My mother told me today that she never understood why I went to college to pursue something I hated. I was momentarily stunned as I said to myself "I was pursuing what I thought God wanted me to do" and I realized I can remember three distinct times when I have said that. College, adoption, and writing. Three major turning points. I don't know if I was supposed to go to college but I can tell you I met my lifelong best friend there. Her family practically adopted me and when my hubby was desperate for a job and we had to leave our state and our families, God provided one 30 minutes from her. I don't know if I was supposed to fail and give up college but I can tell you that I found my husband and my talent when I got home. I have no idea if I was supposed to pursue adoption but I know God has a plan. 

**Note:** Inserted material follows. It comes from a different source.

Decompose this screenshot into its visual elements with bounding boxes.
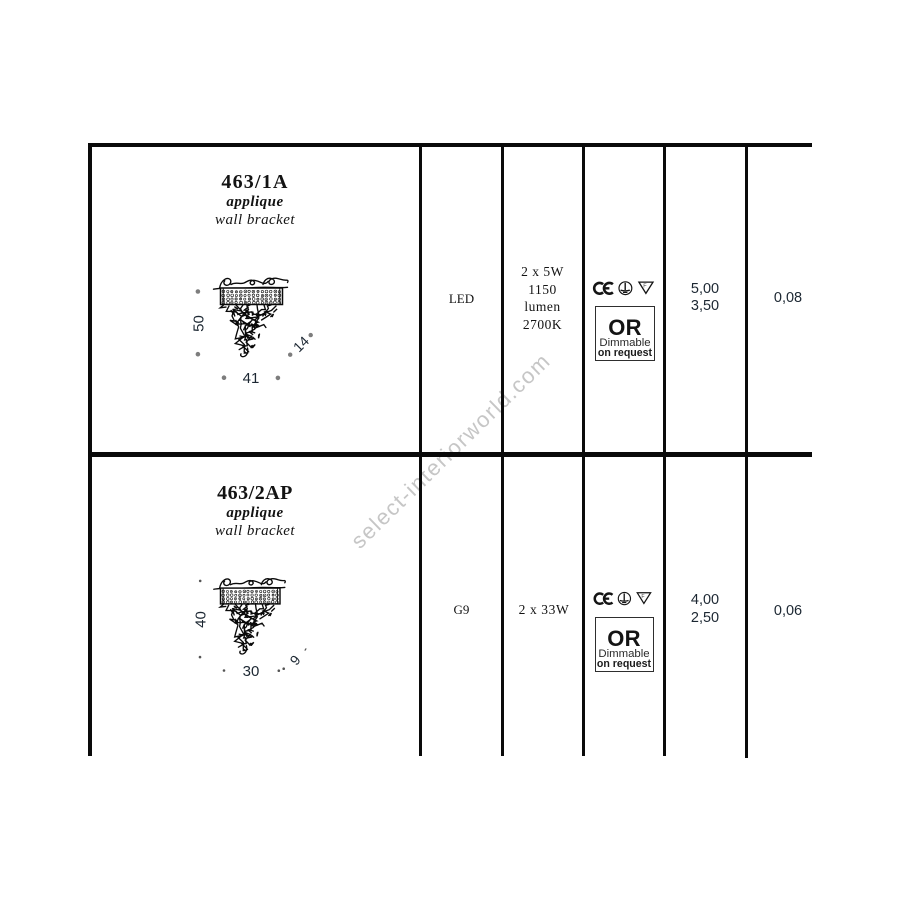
svg-text:F: F — [643, 284, 647, 290]
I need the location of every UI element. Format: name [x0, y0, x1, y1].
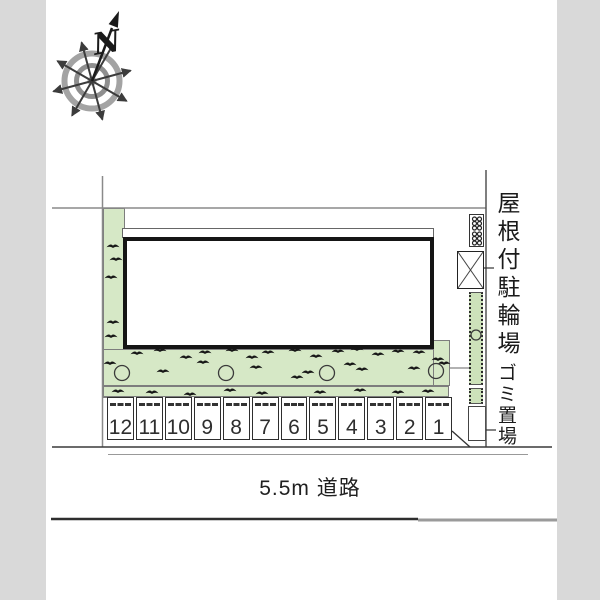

Major milestones have been marked by this pattern. Get a nudge from the Lord, create a picture of how I think that will look, and then go to the extreme to fulfill it.  The beautiful part of a God who is always teaching and growing us into who He designed us to be is the fact that He knows us, knows what we need to learn and keeps giving us refresher courses. As I stand on the precipice of pursuing "What I think God wants me to do" I'm grateful for the reminder today that I need to make sure I'm not more focus on what I can do for the Lord.  

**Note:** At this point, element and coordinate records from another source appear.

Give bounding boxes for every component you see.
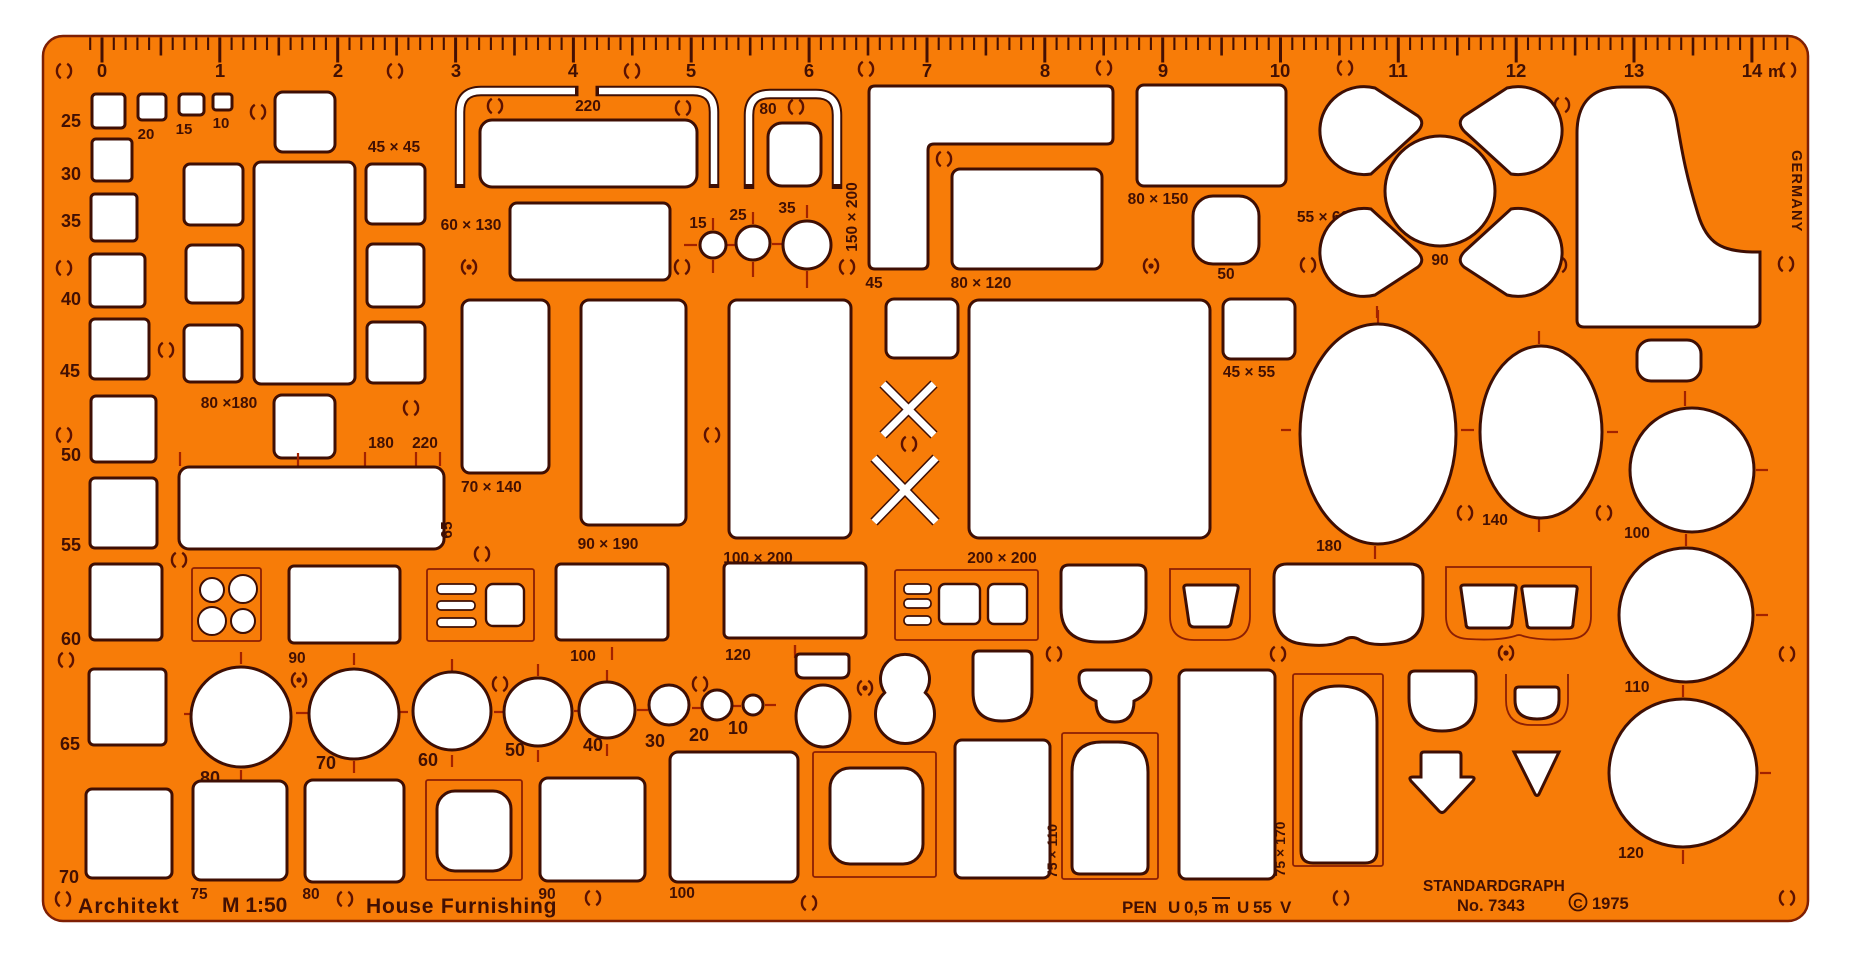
svg-text:2: 2 (333, 60, 343, 81)
svg-text:180: 180 (368, 435, 394, 452)
svg-text:20: 20 (689, 725, 709, 745)
svg-text:200 × 200: 200 × 200 (967, 550, 1036, 567)
svg-text:1: 1 (215, 60, 225, 81)
svg-text:80 × 150: 80 × 150 (1128, 191, 1189, 208)
svg-text:110: 110 (1624, 679, 1649, 696)
svg-text:35: 35 (778, 200, 796, 217)
svg-text:10: 10 (213, 115, 230, 132)
svg-text:U: U (1168, 898, 1180, 917)
svg-text:U: U (1237, 898, 1249, 917)
svg-text:75 × 170: 75 × 170 (1272, 821, 1288, 876)
svg-text:30: 30 (61, 164, 81, 184)
svg-text:80: 80 (302, 886, 319, 903)
svg-text:80 ×180: 80 ×180 (201, 395, 257, 412)
svg-text:60: 60 (418, 750, 438, 770)
svg-text:9: 9 (1158, 60, 1168, 81)
svg-text:Architekt: Architekt (78, 895, 180, 918)
svg-text:90: 90 (288, 650, 305, 667)
svg-text:65: 65 (60, 734, 80, 754)
svg-text:25: 25 (729, 207, 747, 224)
svg-text:45: 45 (60, 361, 80, 381)
svg-text:13: 13 (1624, 60, 1645, 81)
svg-text:120: 120 (725, 647, 751, 664)
svg-text:100: 100 (1624, 525, 1650, 542)
svg-text:7: 7 (922, 60, 932, 81)
svg-text:180: 180 (1316, 538, 1342, 555)
svg-text:40: 40 (583, 735, 603, 755)
svg-text:65: 65 (439, 521, 456, 539)
svg-text:12: 12 (1506, 60, 1527, 81)
svg-text:35: 35 (61, 211, 81, 231)
svg-text:90 × 190: 90 × 190 (578, 536, 639, 553)
svg-text:0: 0 (97, 60, 107, 81)
svg-text:40: 40 (61, 289, 81, 309)
svg-text:120: 120 (1618, 845, 1644, 862)
svg-text:45 × 55: 45 × 55 (1223, 364, 1276, 381)
svg-text:8: 8 (1040, 60, 1050, 81)
svg-text:No. 7343: No. 7343 (1457, 897, 1525, 915)
svg-text:70 × 140: 70 × 140 (461, 479, 522, 496)
svg-text:70: 70 (316, 753, 336, 773)
svg-text:150 × 200: 150 × 200 (844, 182, 861, 251)
svg-text:4: 4 (568, 60, 579, 81)
svg-text:14: 14 (1742, 60, 1763, 81)
svg-text:10: 10 (1270, 60, 1291, 81)
svg-text:50: 50 (505, 740, 525, 760)
svg-text:M 1:50: M 1:50 (222, 894, 287, 917)
svg-text:6: 6 (804, 60, 814, 81)
svg-text:GERMANY: GERMANY (1788, 150, 1804, 233)
svg-text:50: 50 (61, 445, 81, 465)
svg-text:10: 10 (728, 718, 748, 738)
svg-text:75: 75 (190, 886, 208, 903)
svg-text:15: 15 (176, 121, 193, 138)
svg-text:V: V (1280, 898, 1292, 917)
svg-text:3: 3 (451, 60, 461, 81)
svg-text:m: m (1214, 898, 1229, 917)
svg-text:C: C (1573, 896, 1583, 911)
svg-text:140: 140 (1482, 512, 1508, 529)
svg-text:70: 70 (59, 867, 79, 887)
svg-text:STANDARDGRAPH: STANDARDGRAPH (1423, 878, 1565, 895)
svg-text:45: 45 (865, 275, 883, 292)
svg-text:30: 30 (645, 731, 665, 751)
svg-text:90: 90 (1431, 252, 1448, 269)
svg-text:80 × 120: 80 × 120 (951, 275, 1012, 292)
svg-text:House Furnishing: House Furnishing (366, 895, 557, 918)
svg-text:100: 100 (669, 885, 695, 902)
svg-text:100: 100 (570, 648, 596, 665)
svg-text:PEN: PEN (1122, 898, 1157, 917)
svg-text:75 × 110: 75 × 110 (1044, 824, 1060, 878)
svg-text:60 × 130: 60 × 130 (441, 217, 502, 234)
svg-text:55: 55 (61, 535, 81, 555)
svg-text:50: 50 (1217, 266, 1234, 283)
svg-text:5: 5 (686, 60, 696, 81)
svg-text:25: 25 (61, 111, 81, 131)
svg-text:15: 15 (689, 215, 707, 232)
svg-text:45 × 45: 45 × 45 (368, 139, 421, 156)
svg-text:80: 80 (759, 101, 776, 118)
svg-text:220: 220 (575, 98, 601, 115)
svg-text:0,5: 0,5 (1184, 898, 1208, 917)
svg-text:11: 11 (1388, 60, 1408, 81)
svg-text:55: 55 (1253, 898, 1272, 917)
svg-text:220: 220 (412, 435, 438, 452)
svg-text:20: 20 (138, 126, 155, 143)
svg-text:1975: 1975 (1592, 895, 1629, 913)
svg-text:60: 60 (61, 629, 81, 649)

All the hesitation, doubt and caveats I have being battling this year were because I was trying to do more than what God wanted me to do when I knew that what God wanted was for me to spend time with Him. He specifically asked me to "do" nothing. To rest. I've been fighting that hard. I don't want to be lazy. I want to be preparing. I don't want to be rushing to the deadline because I didn't give myself adequate prep time. So the little hint, the gift of a redemptive work for the future, I turned into a mission statement for life. I took that one thing and turned it into a college prep course full of requirements, standards of success and work. The whole time moaning like a toddler about when rest time was going to be over already. I know what God has given me. I know that what He is asking of me right now is not a spiritual workout regimen to prepare for the race. He is asking me to spend time with the source of my fuel. 

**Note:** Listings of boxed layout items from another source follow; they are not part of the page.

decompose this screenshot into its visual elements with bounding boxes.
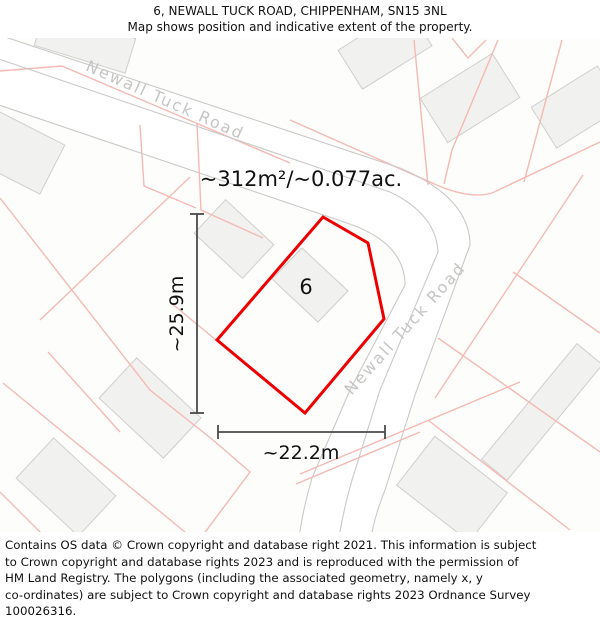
copyright-footer: Contains OS data © Crown copyright and d… [5,537,597,620]
footer-line: Contains OS data © Crown copyright and d… [5,537,597,554]
area-label: ~312m²/~0.077ac. [200,167,402,191]
footer-line: HM Land Registry. The polygons (includin… [5,570,597,587]
height-dimension-label: ~25.9m [166,276,188,353]
building [420,53,520,142]
parcel-line [452,38,486,58]
building [531,66,600,148]
page-subtitle: Map shows position and indicative extent… [0,20,600,36]
height-dimension: ~25.9m [166,214,204,413]
footer-line: to Crown copyright and database rights 2… [5,554,597,571]
building [482,344,600,481]
building [99,358,201,458]
parcel-line [513,272,600,333]
page-title: 6, NEWALL TUCK ROAD, CHIPPENHAM, SN15 3N… [0,4,600,20]
building [194,200,274,279]
header: 6, NEWALL TUCK ROAD, CHIPPENHAM, SN15 3N… [0,4,600,35]
width-dimension-label: ~22.2m [263,442,340,464]
plot-number-label: 6 [299,275,312,299]
property-map: Newall Tuck Road Newall Tuck Road ~312m²… [0,38,600,532]
footer-line: 100026316. [5,603,597,620]
footer-line: co-ordinates) are subject to Crown copyr… [5,587,597,604]
parcel-line [414,40,428,185]
building [16,438,116,532]
map-canvas: Newall Tuck Road Newall Tuck Road ~312m²… [0,38,600,532]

Life gives us plenty of chances for self reflection if we want them. I am going to use this moment to turn the monument I was building to failure into a standing stone of remembrance. To remind myself that I tend to focus on what I can "do" for God instead of spending time with Him. To remind myself to strip away my expectations of what I think comes next and let God teach me at the pace He intends. To remind myself that my future is in God's loving hands and it will be for my good, one way or another. I  choose to turn those monuments to my failure into standing stones of remembrance of what the Lord has done.

1 comment:

  1. Thank you for stopping by my blog! For many years I felt I had chosen the wrong major in college - long story. One day after wrestling with this for so long, I discussed it with my husband, and we could both see good things God brought out of it and purposes He might have had in it. I lean heavily on Proverbs 16:9: "The heart of man plans his way, but the LORD establishes his steps." I loved what you said in the last paragraph about focusing on spending time with God rather than just what we can do for Him.